What is a golden share?
A golden share is a symbolic one per cent equity share which grants the holder the power to appoint a director on the board, veto decisions, and have a more direct say over content issues. Typically, this one per cent share is directly owned by a specific entity, which is, in turn, controlled by government-backed companies or funds. This measure reaffirms the government’s ability to strengthen oversight and ensure compliance with data security laws and alignment with the state’s agenda. While Guo Shuqing, chairman of China’s Banking and Insurance Regulatory Commission and member of the Party Committee of the People’s Bank of China, officially announced the end of the crackdown in early 2023, analysts maintain that increased state monitoring and oversight on tech companies is here to stay. As an example of a golden share acquired to exert government influence, let’s take Sina Weibo’s parent company, Beijing Weimeng Chuangke Network Technology Co., Ltd. The golden share in Weimeng Chuangke was acquired after Sina Weibo, one of the largest social media platforms in China, was impacted by a series of new regulations on online content that required social media platforms to take greater responsibility for the content posted by their users and to censor content more strictly in 2021. This led to the company being fined for allowing inappropriate content to be posted on its platform, with other restrictions on its services following soon after. A golden share acquisition by Wangtou Tongda (Beijing) Technology Co., Ltd, which is owned by multiple government entities and state-owned enterprises, allows the central government to leverage Party-State interests in influential companies while only acquiring a marginal 1% share.

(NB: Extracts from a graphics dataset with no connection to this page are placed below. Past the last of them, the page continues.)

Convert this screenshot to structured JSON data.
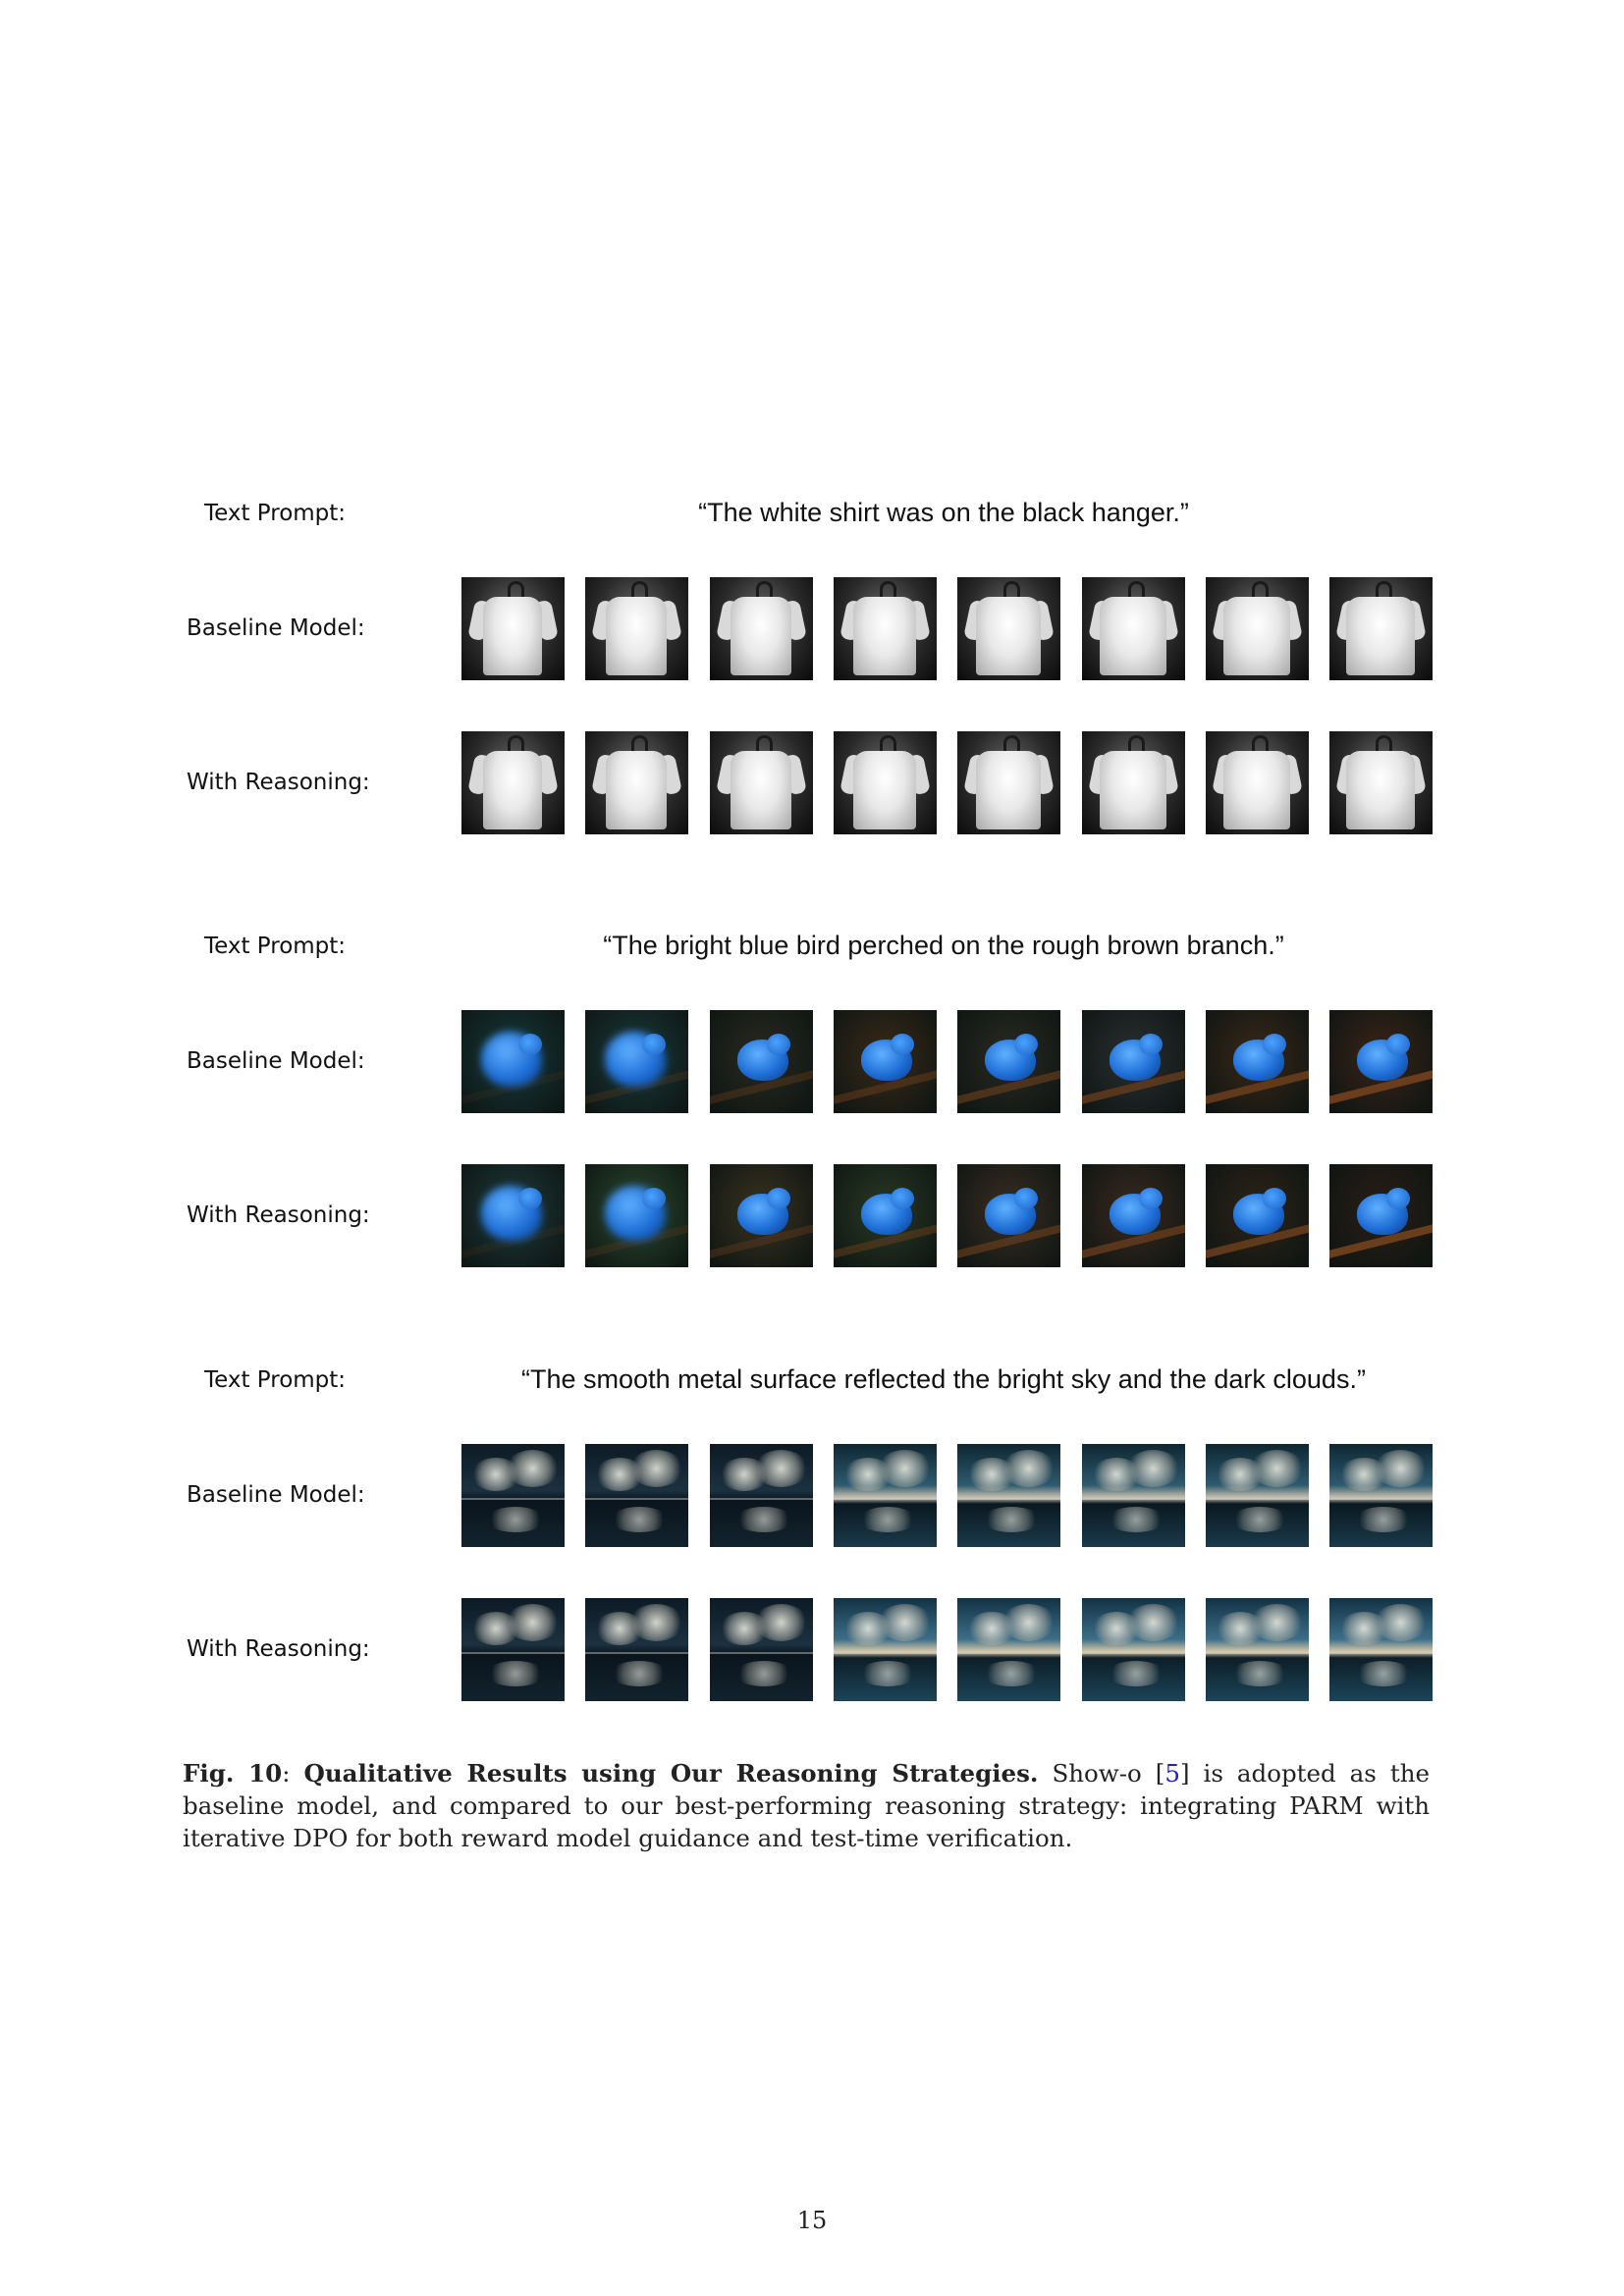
{
  "figure": {
    "label_text_prompt": "Text Prompt:",
    "label_baseline": "Baseline Model:",
    "label_reasoning": "With Reasoning:",
    "blocks": [
      {
        "prompt": "“The white shirt was on the black hanger.”",
        "subject": "white shirt on black hanger",
        "colors": [
          "#0b0b0b",
          "#f2f2f2"
        ]
      },
      {
        "prompt": "“The bright blue bird perched on the rough brown branch.”",
        "subject": "blue bird on brown branch",
        "colors": [
          "#1b2a24",
          "#2f7fe6",
          "#6a3e1c"
        ]
      },
      {
        "prompt": "“The smooth metal surface reflected the bright sky and the dark clouds.”",
        "subject": "clouds reflected on metal surface",
        "colors": [
          "#0e1a22",
          "#d8d2c0",
          "#3a6e86"
        ]
      }
    ]
  },
  "caption": {
    "fig_label": "Fig. 10",
    "separator": ":",
    "title": "Qualitative Results using Our Reasoning Strategies.",
    "text_before_ref": "Show-o [",
    "ref": "5",
    "text_after_ref": "] is adopted as the baseline model, and compared to our best-performing reasoning strategy: integrating PARM with iterative DPO for both reward model guidance and test-time verification."
  },
  "page_number": "15"
}
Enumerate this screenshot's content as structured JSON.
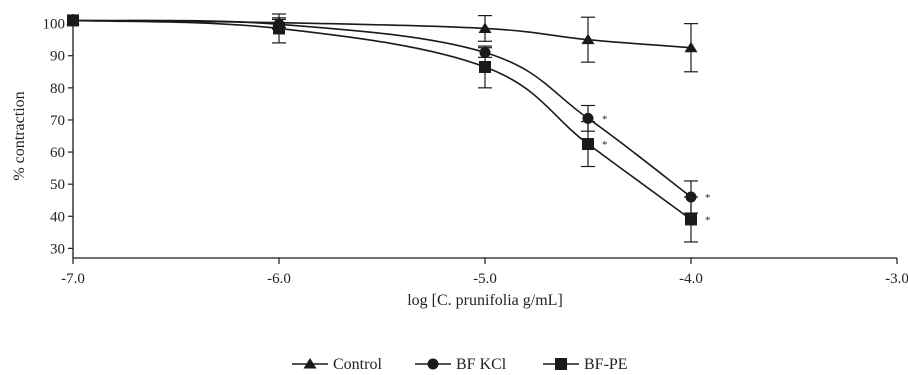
{
  "chart_data": {
    "type": "line",
    "xlabel": "log [C. prunifolia g/mL]",
    "ylabel": "% contraction",
    "xlim": [
      -7.0,
      -3.0
    ],
    "ylim": [
      27,
      103
    ],
    "x_ticks": [
      "-7.0",
      "-6.0",
      "-5.0",
      "-4.0",
      "-3.0"
    ],
    "x_tick_values": [
      -7.0,
      -6.0,
      -5.0,
      -4.0,
      -3.0
    ],
    "y_ticks": [
      "30",
      "40",
      "50",
      "60",
      "70",
      "80",
      "90",
      "100"
    ],
    "y_tick_values": [
      30,
      40,
      50,
      60,
      70,
      80,
      90,
      100
    ],
    "grid": false,
    "legend_position": "bottom",
    "colors": {
      "line": "#1a1a1a",
      "axis": "#1a1a1a"
    },
    "series": [
      {
        "name": "Control",
        "marker": "triangle",
        "points": [
          {
            "x": -7.0,
            "y": 101,
            "err": 0,
            "label": ""
          },
          {
            "x": -6.0,
            "y": 100.3,
            "err": 1.5,
            "label": ""
          },
          {
            "x": -5.0,
            "y": 98.5,
            "err": 4,
            "label": ""
          },
          {
            "x": -4.5,
            "y": 95,
            "err": 7,
            "label": ""
          },
          {
            "x": -4.0,
            "y": 92.5,
            "err": 7.5,
            "label": ""
          }
        ]
      },
      {
        "name": "BF KCl",
        "marker": "circle",
        "points": [
          {
            "x": -7.0,
            "y": 101,
            "err": 0,
            "label": ""
          },
          {
            "x": -6.0,
            "y": 99.8,
            "err": 1.5,
            "label": ""
          },
          {
            "x": -5.0,
            "y": 91,
            "err": 1.5,
            "label": ""
          },
          {
            "x": -4.5,
            "y": 70.5,
            "err": 4,
            "label": "*"
          },
          {
            "x": -4.0,
            "y": 46,
            "err": 5,
            "label": "*"
          }
        ]
      },
      {
        "name": "BF-PE",
        "marker": "square",
        "points": [
          {
            "x": -7.0,
            "y": 101,
            "err": 0,
            "label": ""
          },
          {
            "x": -6.0,
            "y": 98.5,
            "err": 4.5,
            "label": ""
          },
          {
            "x": -5.0,
            "y": 86.5,
            "err": 6.5,
            "label": ""
          },
          {
            "x": -4.5,
            "y": 62.5,
            "err": 7,
            "label": "*"
          },
          {
            "x": -4.0,
            "y": 39,
            "err": 7,
            "label": "*"
          }
        ]
      }
    ]
  }
}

Government entities may directly or indirectly hold such a golden share in tech companies. Identifying a golden shareholder may give analysts a crucial insight by exposing the Chinese government’s concerns and recognising Party-State interests the government may want to exert on its influential sector. While the tech industry continues to grow rapidly and becomes more vital to China’s economy, it will also continue to pose significant challenges to the government’s control and authority. The government’s efforts to regulate and control the tech industry are driven by its desire to balance the market-based benefits of technological innovation with its need to maintain political stability and control. This being said, the challenge of regulating online content and big tech is not unique to China. Governments worldwide are working on similar questions. The use of ‘golden shares’ to exert influence over domestic tech companies is just one example of how the Chinese government shapes its complex relationship with technology.